Aangezien de functie van de gronden niet wijzigt, geen sprake is van het toevoegen van nieuwe woon- of verblijfsfuncties en op basis van archiefonderzoek de locatie onverdacht is, is een onderzoek naar de kwaliteit van de bodem niet noodzakelijk en kan het plan doorgang vinden.

 

4.1.5 Lucht

De Wet milieubeheer biedt het kader bij planontwikkeling om te toetsen aan luchtkwaliteitseisen. Een uitzondering op deze verplichting om de gevolgen van ruimtelijke ontwikkelingen op de luchtkwaliteit mee te wegen, vormen bepaalde typen projecten die niet in betekende mate (NIBM) bijdragen aan de luchtkwaliteit. Het begrip NIBM is uitgewerkt in het "Besluit niet in betekende mate bijdragen (luchtkwaliteitseisen)", en de bijbehorende "Regeling niet in betekende mate bijdragen (luchtkwaliteitseisen)".

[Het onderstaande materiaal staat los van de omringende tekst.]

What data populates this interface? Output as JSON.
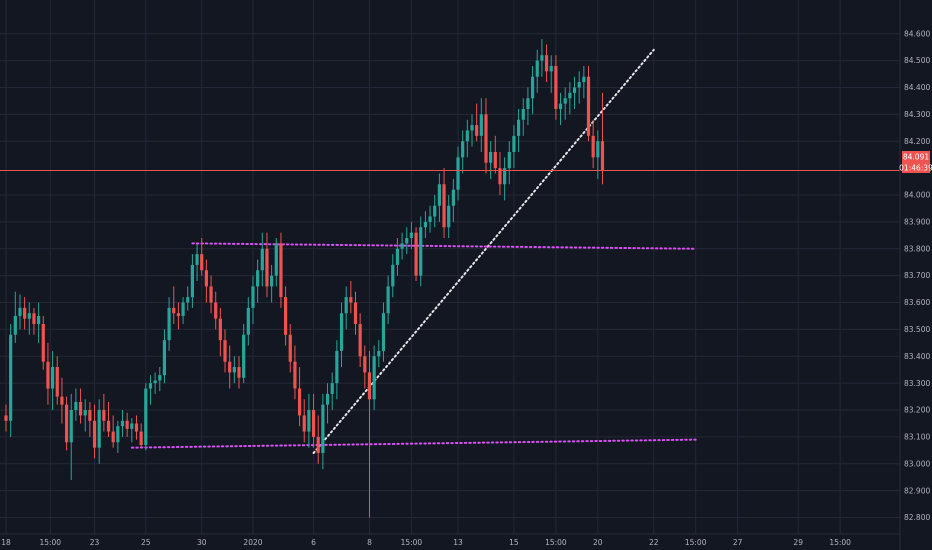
{
  "chart_data": {
    "type": "candlestick",
    "ylim": [
      82.75,
      84.62
    ],
    "y_ticks": [
      "82.800",
      "82.900",
      "83.000",
      "83.100",
      "83.200",
      "83.300",
      "83.400",
      "83.500",
      "83.600",
      "83.700",
      "83.800",
      "83.900",
      "84.000",
      "84.200",
      "84.300",
      "84.400",
      "84.500",
      "84.600"
    ],
    "y_tick_values": [
      82.8,
      82.9,
      83.0,
      83.1,
      83.2,
      83.3,
      83.4,
      83.5,
      83.6,
      83.7,
      83.8,
      83.9,
      84.0,
      84.2,
      84.3,
      84.4,
      84.5,
      84.6
    ],
    "x_ticks": [
      {
        "label": "18",
        "i": 0
      },
      {
        "label": "15:00",
        "i": 9.5
      },
      {
        "label": "23",
        "i": 19
      },
      {
        "label": "25",
        "i": 30
      },
      {
        "label": "30",
        "i": 42
      },
      {
        "label": "2020",
        "i": 53
      },
      {
        "label": "6",
        "i": 66
      },
      {
        "label": "8",
        "i": 78
      },
      {
        "label": "15:00",
        "i": 87
      },
      {
        "label": "13",
        "i": 97
      },
      {
        "label": "15",
        "i": 109
      },
      {
        "label": "15:00",
        "i": 118
      },
      {
        "label": "20",
        "i": 127
      },
      {
        "label": "22",
        "i": 139
      },
      {
        "label": "15:00",
        "i": 148
      },
      {
        "label": "27",
        "i": 157
      },
      {
        "label": "29",
        "i": 170
      },
      {
        "label": "15:00",
        "i": 179
      }
    ],
    "candles": [
      [
        83.18,
        83.22,
        83.12,
        83.16
      ],
      [
        83.16,
        83.52,
        83.1,
        83.48
      ],
      [
        83.48,
        83.64,
        83.45,
        83.55
      ],
      [
        83.55,
        83.63,
        83.5,
        83.58
      ],
      [
        83.58,
        83.62,
        83.5,
        83.54
      ],
      [
        83.54,
        83.6,
        83.48,
        83.56
      ],
      [
        83.56,
        83.58,
        83.48,
        83.52
      ],
      [
        83.52,
        83.6,
        83.45,
        83.55
      ],
      [
        83.52,
        83.55,
        83.35,
        83.38
      ],
      [
        83.38,
        83.45,
        83.22,
        83.28
      ],
      [
        83.28,
        83.42,
        83.2,
        83.36
      ],
      [
        83.36,
        83.4,
        83.22,
        83.25
      ],
      [
        83.25,
        83.32,
        83.15,
        83.22
      ],
      [
        83.22,
        83.25,
        83.05,
        83.08
      ],
      [
        83.08,
        83.26,
        82.94,
        83.2
      ],
      [
        83.2,
        83.28,
        83.16,
        83.23
      ],
      [
        83.23,
        83.28,
        83.15,
        83.18
      ],
      [
        83.18,
        83.24,
        83.12,
        83.2
      ],
      [
        83.2,
        83.23,
        83.1,
        83.16
      ],
      [
        83.16,
        83.22,
        83.02,
        83.06
      ],
      [
        83.06,
        83.24,
        83.0,
        83.2
      ],
      [
        83.2,
        83.26,
        83.12,
        83.16
      ],
      [
        83.16,
        83.23,
        83.1,
        83.12
      ],
      [
        83.12,
        83.18,
        83.06,
        83.08
      ],
      [
        83.08,
        83.16,
        83.04,
        83.14
      ],
      [
        83.14,
        83.2,
        83.1,
        83.16
      ],
      [
        83.16,
        83.19,
        83.1,
        83.13
      ],
      [
        83.13,
        83.17,
        83.08,
        83.15
      ],
      [
        83.15,
        83.18,
        83.09,
        83.12
      ],
      [
        83.12,
        83.15,
        83.06,
        83.07
      ],
      [
        83.07,
        83.3,
        83.05,
        83.28
      ],
      [
        83.28,
        83.33,
        83.22,
        83.3
      ],
      [
        83.3,
        83.34,
        83.26,
        83.31
      ],
      [
        83.31,
        83.36,
        83.27,
        83.33
      ],
      [
        83.33,
        83.5,
        83.3,
        83.46
      ],
      [
        83.46,
        83.62,
        83.42,
        83.58
      ],
      [
        83.58,
        83.66,
        83.52,
        83.56
      ],
      [
        83.56,
        83.6,
        83.5,
        83.55
      ],
      [
        83.55,
        83.62,
        83.52,
        83.6
      ],
      [
        83.6,
        83.66,
        83.57,
        83.62
      ],
      [
        83.62,
        83.78,
        83.58,
        83.74
      ],
      [
        83.74,
        83.82,
        83.68,
        83.78
      ],
      [
        83.78,
        83.84,
        83.7,
        83.72
      ],
      [
        83.72,
        83.76,
        83.6,
        83.66
      ],
      [
        83.66,
        83.7,
        83.56,
        83.6
      ],
      [
        83.6,
        83.64,
        83.5,
        83.54
      ],
      [
        83.54,
        83.58,
        83.4,
        83.46
      ],
      [
        83.46,
        83.5,
        83.34,
        83.38
      ],
      [
        83.38,
        83.44,
        83.28,
        83.34
      ],
      [
        83.34,
        83.4,
        83.3,
        83.36
      ],
      [
        83.36,
        83.4,
        83.28,
        83.32
      ],
      [
        83.32,
        83.52,
        83.3,
        83.48
      ],
      [
        83.48,
        83.62,
        83.44,
        83.58
      ],
      [
        83.58,
        83.7,
        83.52,
        83.66
      ],
      [
        83.66,
        83.76,
        83.6,
        83.72
      ],
      [
        83.72,
        83.86,
        83.66,
        83.8
      ],
      [
        83.8,
        83.86,
        83.62,
        83.66
      ],
      [
        83.66,
        83.74,
        83.6,
        83.7
      ],
      [
        83.7,
        83.84,
        83.66,
        83.82
      ],
      [
        83.82,
        83.86,
        83.58,
        83.62
      ],
      [
        83.62,
        83.66,
        83.44,
        83.48
      ],
      [
        83.48,
        83.52,
        83.34,
        83.38
      ],
      [
        83.38,
        83.44,
        83.24,
        83.28
      ],
      [
        83.28,
        83.36,
        83.14,
        83.18
      ],
      [
        83.18,
        83.24,
        83.08,
        83.12
      ],
      [
        83.12,
        83.26,
        83.06,
        83.2
      ],
      [
        83.2,
        83.26,
        83.06,
        83.1
      ],
      [
        83.1,
        83.18,
        83.0,
        83.04
      ],
      [
        83.04,
        83.26,
        82.98,
        83.22
      ],
      [
        83.22,
        83.3,
        83.15,
        83.26
      ],
      [
        83.26,
        83.34,
        83.2,
        83.3
      ],
      [
        83.3,
        83.46,
        83.24,
        83.42
      ],
      [
        83.42,
        83.6,
        83.36,
        83.56
      ],
      [
        83.56,
        83.66,
        83.5,
        83.62
      ],
      [
        83.62,
        83.68,
        83.56,
        83.6
      ],
      [
        83.6,
        83.64,
        83.48,
        83.52
      ],
      [
        83.52,
        83.56,
        83.36,
        83.4
      ],
      [
        83.4,
        83.44,
        83.28,
        83.34
      ],
      [
        83.34,
        83.42,
        82.8,
        83.24
      ],
      [
        83.24,
        83.44,
        83.2,
        83.4
      ],
      [
        83.4,
        83.46,
        83.36,
        83.42
      ],
      [
        83.42,
        83.6,
        83.38,
        83.56
      ],
      [
        83.56,
        83.7,
        83.52,
        83.66
      ],
      [
        83.66,
        83.78,
        83.62,
        83.74
      ],
      [
        83.74,
        83.84,
        83.7,
        83.8
      ],
      [
        83.8,
        83.86,
        83.76,
        83.82
      ],
      [
        83.82,
        83.88,
        83.78,
        83.84
      ],
      [
        83.84,
        83.9,
        83.8,
        83.86
      ],
      [
        83.86,
        83.88,
        83.68,
        83.7
      ],
      [
        83.7,
        83.92,
        83.66,
        83.88
      ],
      [
        83.88,
        83.94,
        83.84,
        83.9
      ],
      [
        83.9,
        83.96,
        83.86,
        83.92
      ],
      [
        83.92,
        84.0,
        83.88,
        83.96
      ],
      [
        83.96,
        84.08,
        83.9,
        84.04
      ],
      [
        84.04,
        84.1,
        83.84,
        83.88
      ],
      [
        83.88,
        84.0,
        83.84,
        83.96
      ],
      [
        83.96,
        84.06,
        83.9,
        84.02
      ],
      [
        84.02,
        84.18,
        83.98,
        84.14
      ],
      [
        84.14,
        84.24,
        84.08,
        84.2
      ],
      [
        84.2,
        84.28,
        84.14,
        84.24
      ],
      [
        84.24,
        84.3,
        84.18,
        84.26
      ],
      [
        84.26,
        84.34,
        84.2,
        84.22
      ],
      [
        84.22,
        84.36,
        84.16,
        84.3
      ],
      [
        84.3,
        84.36,
        84.08,
        84.12
      ],
      [
        84.12,
        84.2,
        84.06,
        84.16
      ],
      [
        84.16,
        84.22,
        84.08,
        84.1
      ],
      [
        84.1,
        84.16,
        84.0,
        84.04
      ],
      [
        84.04,
        84.14,
        83.98,
        84.1
      ],
      [
        84.1,
        84.2,
        84.04,
        84.16
      ],
      [
        84.16,
        84.26,
        84.1,
        84.22
      ],
      [
        84.22,
        84.32,
        84.16,
        84.28
      ],
      [
        84.28,
        84.36,
        84.22,
        84.32
      ],
      [
        84.32,
        84.4,
        84.26,
        84.36
      ],
      [
        84.36,
        84.48,
        84.3,
        84.44
      ],
      [
        84.44,
        84.54,
        84.38,
        84.5
      ],
      [
        84.5,
        84.58,
        84.44,
        84.52
      ],
      [
        84.52,
        84.56,
        84.42,
        84.46
      ],
      [
        84.46,
        84.52,
        84.38,
        84.48
      ],
      [
        84.48,
        84.52,
        84.28,
        84.32
      ],
      [
        84.32,
        84.38,
        84.26,
        84.34
      ],
      [
        84.34,
        84.4,
        84.28,
        84.36
      ],
      [
        84.36,
        84.42,
        84.3,
        84.38
      ],
      [
        84.38,
        84.44,
        84.32,
        84.4
      ],
      [
        84.4,
        84.46,
        84.34,
        84.42
      ],
      [
        84.42,
        84.48,
        84.36,
        84.44
      ],
      [
        84.44,
        84.48,
        84.2,
        84.22
      ],
      [
        84.22,
        84.28,
        84.1,
        84.14
      ],
      [
        84.14,
        84.24,
        84.06,
        84.2
      ],
      [
        84.2,
        84.38,
        84.04,
        84.09
      ]
    ],
    "lines": [
      {
        "style": "dotted",
        "color": "#e6e6e6",
        "from": [
          66,
          83.04
        ],
        "to": [
          139,
          84.54
        ]
      },
      {
        "style": "dotted",
        "color": "#d94ff5",
        "from": [
          40,
          83.82
        ],
        "to": [
          148,
          83.8
        ]
      },
      {
        "style": "dotted",
        "color": "#d94ff5",
        "from": [
          27,
          83.06
        ],
        "to": [
          148,
          83.09
        ]
      }
    ],
    "price_line": 84.091,
    "last_price_label": "84.091",
    "countdown_label": "01:46:39"
  },
  "colors": {
    "background": "#131722",
    "grid": "#242836",
    "up": "#26a69a",
    "down": "#ef5350",
    "axis_text": "#b2b5be",
    "price_line": "#ef5350",
    "trendline": "#e6e6e6",
    "level": "#d94ff5"
  }
}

Een plan draagt niet in betekende mate bij aan de luchtverontreiniging wanneer aannemelijk is (door berekening of motivering) dat de "3% grens" niet wordt overschreden. Deze grens is 3% van de grenswaarde voor de jaargemiddelde concentratie van fijn stof (PM10) of stikstofdioxide (NO2). Dit komt overeen met 1.2 µg/m3 voor zowel PM10 als NO2. De Regeling NIBM geeft voor een aantal categorieën van ruimtelijke ontwikkelingen een invulling aan de NIBM grens. Indien er binnen de getalsmatige begrenzing van de Regeling wordt gebleven, is er geen nader onderzoek nodig. Bij de ruimtelijke ontwikkeling is er dan automatisch sprake van een niet in betekende mate bijdrage aan de luchtkwaliteit.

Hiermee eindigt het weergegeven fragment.